News: Health insurance costs projected to hit 17-year high in 2027

CDI Strategies - Volume 20, Issue 26

Commercial health plans are facing the steepest single-year cost increase in 17 years, with the group market trend projected to reach 9% in 2027, according to PwC’s annual medical cost trend report, published June 11. The individual market trend is projected at 8.5%.

The study also supports a restatement of the group and individual trends up for 2026 from 8.5% and 7.5% to 9.0% and 8.5%, respectively.

PwC surveyed and interviewed actuaries at 27 health plans that cover more than 103 million employer-sponsored members and eight million individual marketplace enrollees.

The study cites five factors as driving commercial medial cost trends for 2027. They include:

  1. AI-enabled documentation and coding tools, which allow providers to capture greater specificity and reimbursable severity without proportionate increases in care intensity.
  2. Provider reimbursement pressure, which remains elevated due to inflationary pressure across provider underlying cost structures, reinforced by market consolidation limiting market alternatives.
  3. Pharmacy trend continues to outpace overall medical trend, driven by advances in specialty drugs and expanding GLP-1 indications.
  4. Behavioral health continues to outpace broader medical trend, with utilization surging 62% from 2018 to 2024.
  5. The No Surprises Act (NSA) Independent Dispute Resolution (IDR) arbitration process has become a durable reimbursement inflator, with 2.6 million cases filed in 2025 and providers winning 88% of disputes.

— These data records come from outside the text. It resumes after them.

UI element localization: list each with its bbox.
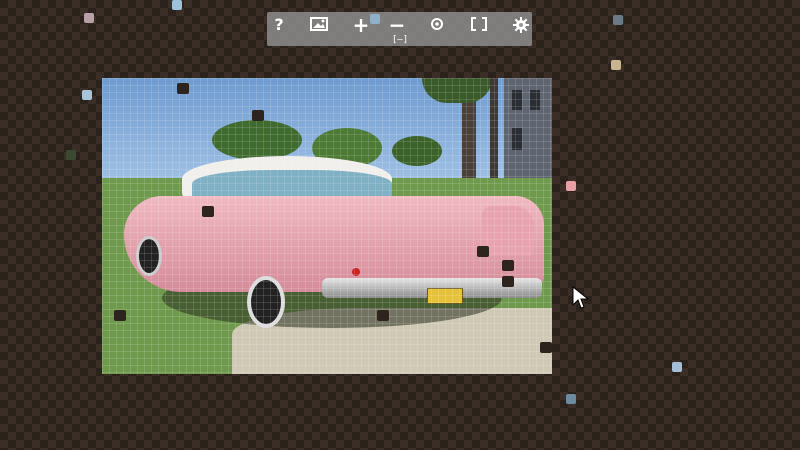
ghost-image-button[interactable]	[425, 15, 449, 35]
missing-piece-slot	[540, 342, 552, 353]
loose-puzzle-piece[interactable]	[611, 60, 621, 70]
loose-puzzle-piece[interactable]	[84, 13, 94, 23]
missing-piece-slot	[252, 110, 264, 121]
missing-piece-slot	[377, 310, 389, 321]
loose-puzzle-piece[interactable]	[566, 181, 576, 191]
help-button[interactable]: ?	[267, 15, 291, 35]
missing-piece-slot	[202, 206, 214, 217]
zoom-out-button[interactable]: −	[385, 15, 409, 35]
plus-icon: +	[352, 13, 370, 37]
loose-puzzle-piece[interactable]	[613, 15, 623, 25]
gear-icon	[513, 17, 529, 33]
loose-puzzle-piece[interactable]	[370, 14, 380, 24]
loose-puzzle-piece[interactable]	[672, 362, 682, 372]
loose-puzzle-piece[interactable]	[82, 90, 92, 100]
loose-puzzle-piece[interactable]	[172, 0, 182, 10]
image-icon	[310, 17, 328, 31]
missing-piece-slot	[502, 260, 514, 271]
fit-to-screen-button[interactable]: [—]	[385, 35, 415, 45]
mouse-cursor-icon	[572, 286, 590, 309]
puzzle-grid	[102, 78, 552, 374]
missing-piece-slot	[477, 246, 489, 257]
fullscreen-icon	[471, 17, 487, 31]
missing-piece-slot	[177, 83, 189, 94]
help-icon: ?	[274, 15, 284, 34]
puzzle-toolbar: ? + − [—]	[267, 12, 532, 46]
minus-icon: −	[388, 13, 406, 37]
loose-puzzle-piece[interactable]	[66, 150, 76, 160]
eye-icon	[431, 18, 443, 30]
fullscreen-button[interactable]	[467, 15, 491, 35]
missing-piece-slot	[502, 276, 514, 287]
puzzle-board[interactable]	[102, 78, 552, 374]
loose-puzzle-piece[interactable]	[566, 394, 576, 404]
missing-piece-slot	[114, 310, 126, 321]
settings-button[interactable]	[509, 15, 533, 35]
preview-image-button[interactable]	[307, 15, 331, 35]
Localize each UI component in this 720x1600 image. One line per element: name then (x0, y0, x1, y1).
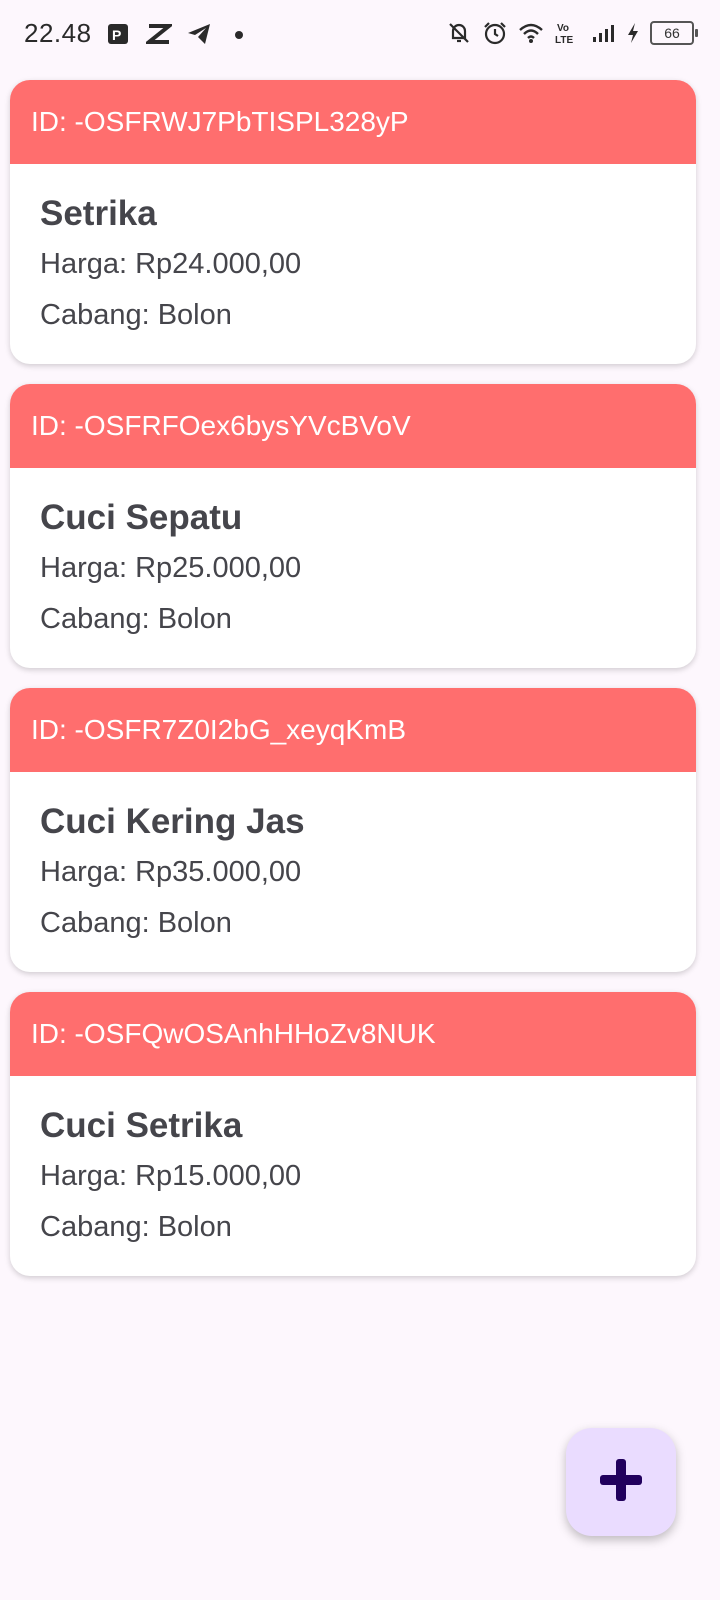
service-branch: Cabang: Bolon (40, 907, 232, 939)
service-card[interactable]: ID: -OSFQwOSAnhHHoZv8NUK Cuci Setrika Ha… (10, 992, 696, 1276)
service-price: Harga: Rp35.000,00 (40, 856, 302, 888)
service-list: ID: -OSFRWJ7PbTISPL328yP Setrika Harga: … (10, 80, 696, 1296)
service-id-header: ID: -OSFR7Z0I2bG_xeyqKmB (10, 688, 696, 772)
service-id-header: ID: -OSFRWJ7PbTISPL328yP (10, 80, 696, 164)
svg-text:Vo: Vo (557, 23, 569, 34)
service-card[interactable]: ID: -OSFR7Z0I2bG_xeyqKmB Cuci Kering Jas… (10, 688, 696, 972)
battery-icon: 66 (650, 21, 698, 45)
signal-icon (590, 20, 616, 46)
plus-icon (598, 1457, 644, 1508)
service-name: Cuci Setrika (40, 1106, 243, 1145)
service-name: Cuci Sepatu (40, 498, 243, 537)
svg-text:LTE: LTE (555, 35, 573, 46)
volte-icon: Vo LTE (554, 20, 580, 46)
service-price: Harga: Rp15.000,00 (40, 1160, 302, 1192)
service-price: Harga: Rp25.000,00 (40, 552, 302, 584)
telegram-icon (186, 21, 212, 47)
charging-icon (626, 20, 640, 46)
service-name: Cuci Kering Jas (40, 802, 305, 841)
service-card[interactable]: ID: -OSFRWJ7PbTISPL328yP Setrika Harga: … (10, 80, 696, 364)
bell-off-icon (446, 20, 472, 46)
status-time: 22.48 (24, 18, 92, 48)
svg-text:P: P (112, 27, 121, 43)
status-bar: 22.48 P Vo LTE 66 (0, 0, 720, 72)
service-branch: Cabang: Bolon (40, 1211, 232, 1243)
capcut-icon (142, 21, 175, 47)
wifi-icon (518, 20, 544, 46)
service-branch: Cabang: Bolon (40, 299, 232, 331)
service-id-header: ID: -OSFRFOex6bysYVcBVoV (10, 384, 696, 468)
service-name: Setrika (40, 194, 157, 233)
service-id-header: ID: -OSFQwOSAnhHHoZv8NUK (10, 992, 696, 1076)
add-service-button[interactable] (566, 1428, 676, 1536)
service-branch: Cabang: Bolon (40, 603, 232, 635)
notification-dot-icon (226, 21, 252, 47)
service-price: Harga: Rp24.000,00 (40, 248, 302, 280)
service-card[interactable]: ID: -OSFRFOex6bysYVcBVoV Cuci Sepatu Har… (10, 384, 696, 668)
alarm-icon (482, 20, 508, 46)
parking-app-icon: P (106, 21, 132, 47)
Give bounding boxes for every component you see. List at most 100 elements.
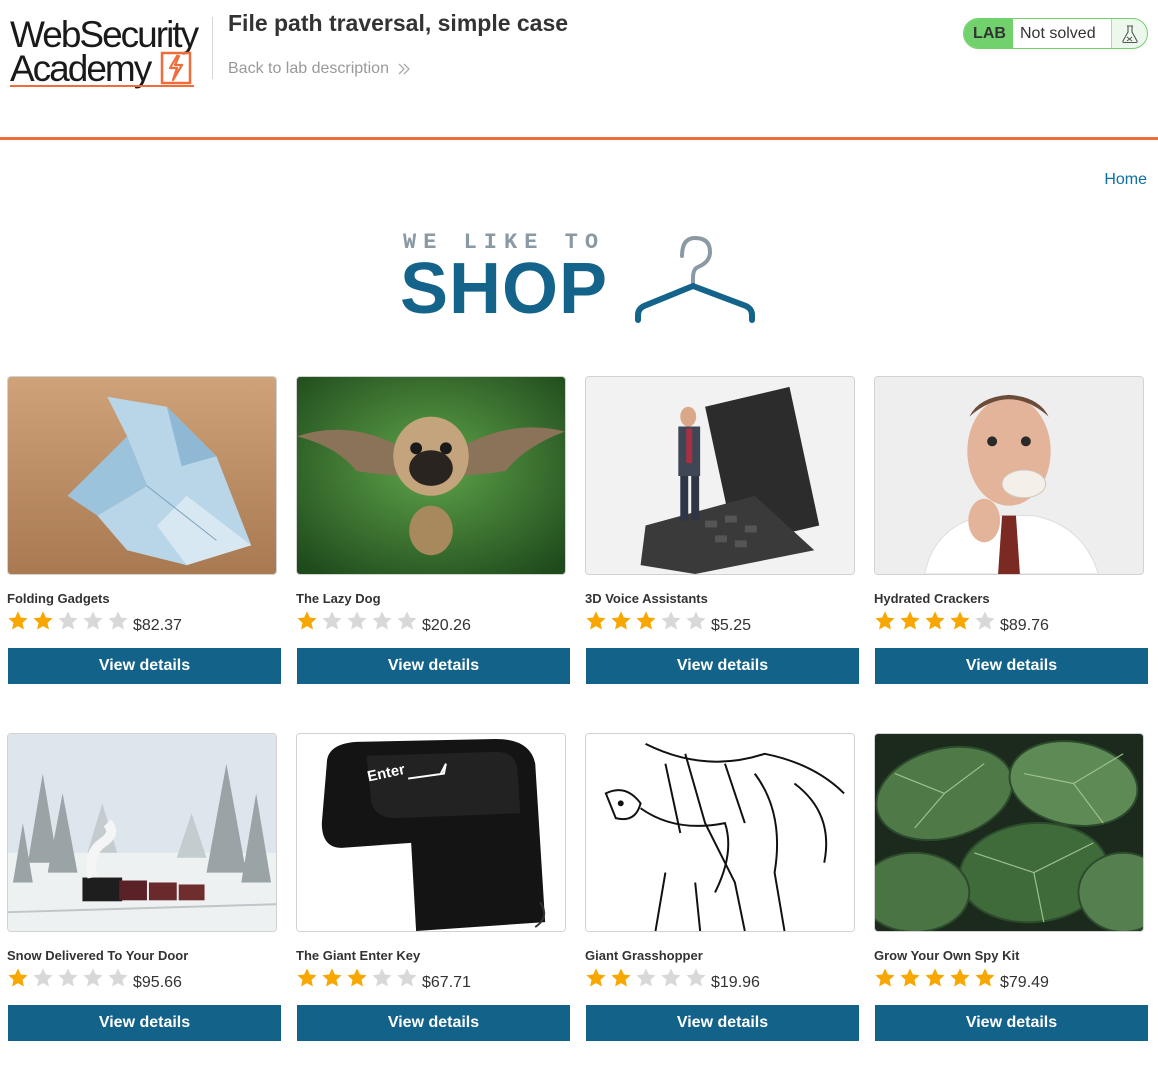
- star-filled-icon: [297, 968, 317, 987]
- product-image: [7, 733, 277, 932]
- double-chevron-right-icon: [398, 63, 410, 75]
- star-rating: [585, 610, 707, 634]
- web-security-academy-logo[interactable]: WebSecurity Academy: [10, 14, 210, 88]
- star-empty-icon: [397, 968, 417, 987]
- flask-icon: [1121, 24, 1138, 43]
- view-details-button[interactable]: View details: [875, 648, 1148, 684]
- star-filled-icon: [900, 611, 920, 630]
- star-filled-icon: [586, 611, 606, 630]
- star-empty-icon: [661, 968, 681, 987]
- view-details-button[interactable]: View details: [586, 648, 859, 684]
- star-rating: [874, 610, 996, 634]
- leaves-image: [875, 734, 1143, 931]
- product-image: [296, 376, 566, 575]
- product-name: The Giant Enter Key: [296, 948, 421, 963]
- lightning-bolt-icon: [160, 51, 192, 85]
- star-empty-icon: [322, 611, 342, 630]
- view-details-button[interactable]: View details: [8, 1005, 281, 1041]
- star-rating: [7, 610, 129, 634]
- product-name: 3D Voice Assistants: [585, 591, 708, 606]
- view-details-button[interactable]: View details: [297, 648, 570, 684]
- back-to-lab-description-link[interactable]: Back to lab description: [228, 60, 411, 78]
- star-filled-icon: [636, 611, 656, 630]
- product-price: $89.76: [1000, 617, 1049, 634]
- star-filled-icon: [297, 611, 317, 630]
- star-empty-icon: [83, 968, 103, 987]
- product-name: Folding Gadgets: [7, 591, 110, 606]
- product-price: $19.96: [711, 974, 760, 991]
- star-empty-icon: [108, 968, 128, 987]
- logo-underline: [10, 85, 194, 87]
- star-filled-icon: [611, 968, 631, 987]
- snowy-train-image: [8, 734, 276, 931]
- star-rating: [874, 967, 996, 991]
- home-link[interactable]: Home: [1104, 171, 1147, 189]
- product-name: Hydrated Crackers: [874, 591, 990, 606]
- star-empty-icon: [347, 611, 367, 630]
- grasshopper-sketch-image: [586, 734, 854, 931]
- star-rating: [296, 610, 418, 634]
- header-divider: [212, 17, 213, 79]
- star-empty-icon: [397, 611, 417, 630]
- origami-bird-image: [8, 377, 276, 574]
- lab-status-widget: LAB Not solved: [963, 18, 1148, 49]
- star-filled-icon: [900, 968, 920, 987]
- star-filled-icon: [347, 968, 367, 987]
- star-rating: [296, 967, 418, 991]
- product-name: The Lazy Dog: [296, 591, 381, 606]
- product-name: Giant Grasshopper: [585, 948, 703, 963]
- star-filled-icon: [8, 968, 28, 987]
- star-filled-icon: [950, 968, 970, 987]
- star-empty-icon: [686, 968, 706, 987]
- banner-shop-text: SHOP: [400, 249, 609, 329]
- star-empty-icon: [372, 611, 392, 630]
- product-image: [874, 376, 1144, 575]
- star-filled-icon: [8, 611, 28, 630]
- lab-badge: LAB: [964, 19, 1013, 48]
- star-filled-icon: [925, 968, 945, 987]
- product-image: [7, 376, 277, 575]
- star-empty-icon: [636, 968, 656, 987]
- star-filled-icon: [875, 968, 895, 987]
- star-filled-icon: [611, 611, 631, 630]
- product-price: $95.66: [133, 974, 182, 991]
- star-filled-icon: [875, 611, 895, 630]
- product-price: $79.49: [1000, 974, 1049, 991]
- star-empty-icon: [661, 611, 681, 630]
- product-price: $20.26: [422, 617, 471, 634]
- view-details-button[interactable]: View details: [8, 648, 281, 684]
- product-name: Grow Your Own Spy Kit: [874, 948, 1020, 963]
- hanger-icon: [635, 235, 755, 323]
- star-empty-icon: [58, 611, 78, 630]
- giant-enter-key-image: Enter: [297, 734, 565, 931]
- star-rating: [7, 967, 129, 991]
- shop-banner: WE LIKE TO SHOP: [400, 228, 760, 328]
- man-eating-cracker-image: [875, 377, 1143, 574]
- flying-pug-image: [297, 377, 565, 574]
- product-price: $82.37: [133, 617, 182, 634]
- view-details-button[interactable]: View details: [586, 1005, 859, 1041]
- star-empty-icon: [686, 611, 706, 630]
- product-price: $5.25: [711, 617, 752, 634]
- star-empty-icon: [83, 611, 103, 630]
- star-empty-icon: [372, 968, 392, 987]
- product-price: $67.71: [422, 974, 471, 991]
- product-image: [585, 376, 855, 575]
- view-details-button[interactable]: View details: [297, 1005, 570, 1041]
- star-empty-icon: [58, 968, 78, 987]
- star-filled-icon: [33, 611, 53, 630]
- star-filled-icon: [950, 611, 970, 630]
- logo-text-line2: Academy: [10, 48, 152, 89]
- star-empty-icon: [975, 611, 995, 630]
- lab-header: WebSecurity Academy File path traversal,…: [0, 0, 1158, 140]
- phone-figurine-image: [586, 377, 854, 574]
- star-filled-icon: [586, 968, 606, 987]
- star-rating: [585, 967, 707, 991]
- star-filled-icon: [322, 968, 342, 987]
- star-filled-icon: [925, 611, 945, 630]
- star-empty-icon: [33, 968, 53, 987]
- flask-icon-container: [1111, 19, 1147, 48]
- lab-status-text: Not solved: [1013, 19, 1111, 48]
- view-details-button[interactable]: View details: [875, 1005, 1148, 1041]
- lab-title: File path traversal, simple case: [228, 10, 569, 36]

Inflators are ranked based on PwC’s synthesis of health plan survey and interview responses, ordered by the greatest expected upward variance from historical medical cost trend.

Counterweights to these inflators are insufficient to offset the pressure, according to PwC’s report. However, cost-of-care initiatives can have an impact. The question is whether payers and employers can engage with them quickly and precisely enough to make a material difference.